1B_614/2022, 1B_628/2022: Kein Beschwerderecht für Staatsanwaltschaft bei Haftentscheiden des Zwangsmassnahmengerichts (amtl. Publ.)

Mit Urteil vom 10. Jan­u­ar 2023 (1B_614/2022, 1B_628/2022) passt das Bun­des­gericht dessen Prax­is dem geset­zge­berischen Willen per sofort an: Die Staat­san­waltschaft ver­fügt über kein Beschw­erderecht gegen Entschei­de der Zwangs­mass­nah­men­gerichte über die Anord­nung, Ver­längerung und Aufhe­bung von Unter­suchungs- oder Sicher­heit­shaft gegen Beschuldigte. Mit dem Entscheid des Par­la­ments, bei der Revi­sion der Schweiz­erischen Straf­prozes­sor­d­nung der Staat­san­waltschaft ent­ge­gen anfänglich­er Absicht kein Beschw­erderecht einzuräu­men, hat der Geset­zge­ber seinen Willen zum Aus­druck gebracht, die bish­erige bun­des­gerichtliche Recht­sprechung nicht zu übernehmen.

Im vor­liegen­den Fall war der Beschuldigte wegen Mord­ver­dachts in Unter­suchung­shaft genom­men wor­den. Das zuständi­ge Zwangs­mass­nah­men­gericht hat­te daraufhin seine unverzügliche Haf­tent­las­sung ange­ord­net. Das Oberg­ericht hiess die Beschw­erde der Staat­san­waltschaft gegen diesen Entscheid gut. In der Folge wies das Zwangs­mass­nah­men­gericht ein Gesuch der Staat­san­waltschaft um Haftver­längerung ab, woraufhin das Oberg­ericht ihre Beschw­erde wiederum guthiess.
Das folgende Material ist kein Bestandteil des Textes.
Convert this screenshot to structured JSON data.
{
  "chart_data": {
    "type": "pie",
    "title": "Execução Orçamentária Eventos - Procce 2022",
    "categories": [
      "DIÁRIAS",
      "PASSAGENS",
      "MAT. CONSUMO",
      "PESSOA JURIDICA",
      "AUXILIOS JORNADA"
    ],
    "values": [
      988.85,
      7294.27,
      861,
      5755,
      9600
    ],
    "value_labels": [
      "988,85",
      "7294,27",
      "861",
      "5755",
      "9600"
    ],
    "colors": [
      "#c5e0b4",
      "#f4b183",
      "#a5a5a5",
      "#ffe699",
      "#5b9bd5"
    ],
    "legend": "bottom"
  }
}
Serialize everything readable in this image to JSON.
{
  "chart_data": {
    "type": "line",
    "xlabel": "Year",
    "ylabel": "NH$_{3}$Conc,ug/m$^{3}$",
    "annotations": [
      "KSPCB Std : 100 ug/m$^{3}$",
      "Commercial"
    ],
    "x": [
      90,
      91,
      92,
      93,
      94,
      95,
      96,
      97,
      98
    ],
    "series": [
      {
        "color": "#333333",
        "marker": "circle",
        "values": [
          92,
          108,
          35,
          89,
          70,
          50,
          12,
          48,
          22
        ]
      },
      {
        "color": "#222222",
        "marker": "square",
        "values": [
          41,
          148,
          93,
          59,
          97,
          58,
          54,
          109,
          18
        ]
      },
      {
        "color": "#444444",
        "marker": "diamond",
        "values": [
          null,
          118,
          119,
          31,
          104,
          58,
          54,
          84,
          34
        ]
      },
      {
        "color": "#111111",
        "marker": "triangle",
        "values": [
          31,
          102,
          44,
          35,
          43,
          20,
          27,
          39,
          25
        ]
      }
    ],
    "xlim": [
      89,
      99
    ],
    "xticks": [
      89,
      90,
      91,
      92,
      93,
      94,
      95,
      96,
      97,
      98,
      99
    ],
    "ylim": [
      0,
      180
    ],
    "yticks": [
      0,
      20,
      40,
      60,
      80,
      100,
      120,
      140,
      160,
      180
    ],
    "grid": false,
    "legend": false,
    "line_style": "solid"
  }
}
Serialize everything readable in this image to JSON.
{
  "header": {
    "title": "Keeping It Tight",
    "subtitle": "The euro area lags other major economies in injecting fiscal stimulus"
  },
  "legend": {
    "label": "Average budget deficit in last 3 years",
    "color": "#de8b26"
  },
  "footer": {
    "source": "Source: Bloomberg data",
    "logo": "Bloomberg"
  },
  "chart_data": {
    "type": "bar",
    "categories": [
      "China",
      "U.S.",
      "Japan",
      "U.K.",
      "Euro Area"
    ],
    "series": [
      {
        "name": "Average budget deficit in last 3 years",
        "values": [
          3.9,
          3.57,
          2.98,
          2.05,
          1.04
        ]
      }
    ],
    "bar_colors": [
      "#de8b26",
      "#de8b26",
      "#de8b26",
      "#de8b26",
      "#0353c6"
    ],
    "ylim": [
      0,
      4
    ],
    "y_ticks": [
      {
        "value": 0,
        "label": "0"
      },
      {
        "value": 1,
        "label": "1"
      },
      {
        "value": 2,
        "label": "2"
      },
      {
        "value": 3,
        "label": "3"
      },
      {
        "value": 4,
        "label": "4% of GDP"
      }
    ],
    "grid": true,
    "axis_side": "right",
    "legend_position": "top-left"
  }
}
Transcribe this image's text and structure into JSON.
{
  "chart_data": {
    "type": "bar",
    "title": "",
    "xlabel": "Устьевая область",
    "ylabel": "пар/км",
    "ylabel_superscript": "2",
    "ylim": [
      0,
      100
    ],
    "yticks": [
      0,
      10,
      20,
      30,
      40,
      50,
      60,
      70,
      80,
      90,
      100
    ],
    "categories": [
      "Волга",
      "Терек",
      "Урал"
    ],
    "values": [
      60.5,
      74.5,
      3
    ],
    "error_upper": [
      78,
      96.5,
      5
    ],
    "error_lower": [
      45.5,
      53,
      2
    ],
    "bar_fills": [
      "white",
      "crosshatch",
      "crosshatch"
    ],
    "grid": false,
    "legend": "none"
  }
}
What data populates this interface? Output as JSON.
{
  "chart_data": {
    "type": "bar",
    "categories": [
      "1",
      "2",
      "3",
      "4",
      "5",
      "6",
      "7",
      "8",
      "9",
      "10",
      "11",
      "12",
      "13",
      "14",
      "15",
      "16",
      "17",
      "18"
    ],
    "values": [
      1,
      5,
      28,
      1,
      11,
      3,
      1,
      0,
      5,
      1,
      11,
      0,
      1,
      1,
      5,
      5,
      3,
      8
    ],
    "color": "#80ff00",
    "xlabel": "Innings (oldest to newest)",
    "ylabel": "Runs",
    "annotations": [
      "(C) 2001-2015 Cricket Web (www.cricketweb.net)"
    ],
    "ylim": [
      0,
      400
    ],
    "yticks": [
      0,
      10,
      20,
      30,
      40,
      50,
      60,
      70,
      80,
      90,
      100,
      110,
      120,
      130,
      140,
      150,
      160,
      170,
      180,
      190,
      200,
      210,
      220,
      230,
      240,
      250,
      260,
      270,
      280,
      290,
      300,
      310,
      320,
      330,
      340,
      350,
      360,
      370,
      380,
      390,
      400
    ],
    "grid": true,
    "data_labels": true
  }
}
Das Bun­des­gericht hat die gegen die Haftver­längerung erhobe­nen Beschw­er­den des Mannes nun teil­weise gut­ge­heis­sen. Das Oberg­ericht hätte in Anbe­tra­cht der nun erfol­gten Anpas­sung der Prax­is auf die Beschw­er­den der Staat­san­waltschaft nicht ein­treten dür­fen. Dies hat indessen jedoch nicht die sofor­tige Haf­tent­las­sung des Beschw­erde­führers zur Folge. Da es sich um eine nicht vorherse­hbare Anpas­sung der Recht­sprechung han­delt, muss das Zwangs­mass­nah­men­gericht neu über die Haf­tent­las­sung befind­en. Namentlich stellt sich die Frage, ob es gle­ich entsch­ieden hätte, wenn es darum gewusst hätte, dass dessen Entscheid ohne Anfech­tungsmöglichkeit sofort recht­skräftig wer­den würde.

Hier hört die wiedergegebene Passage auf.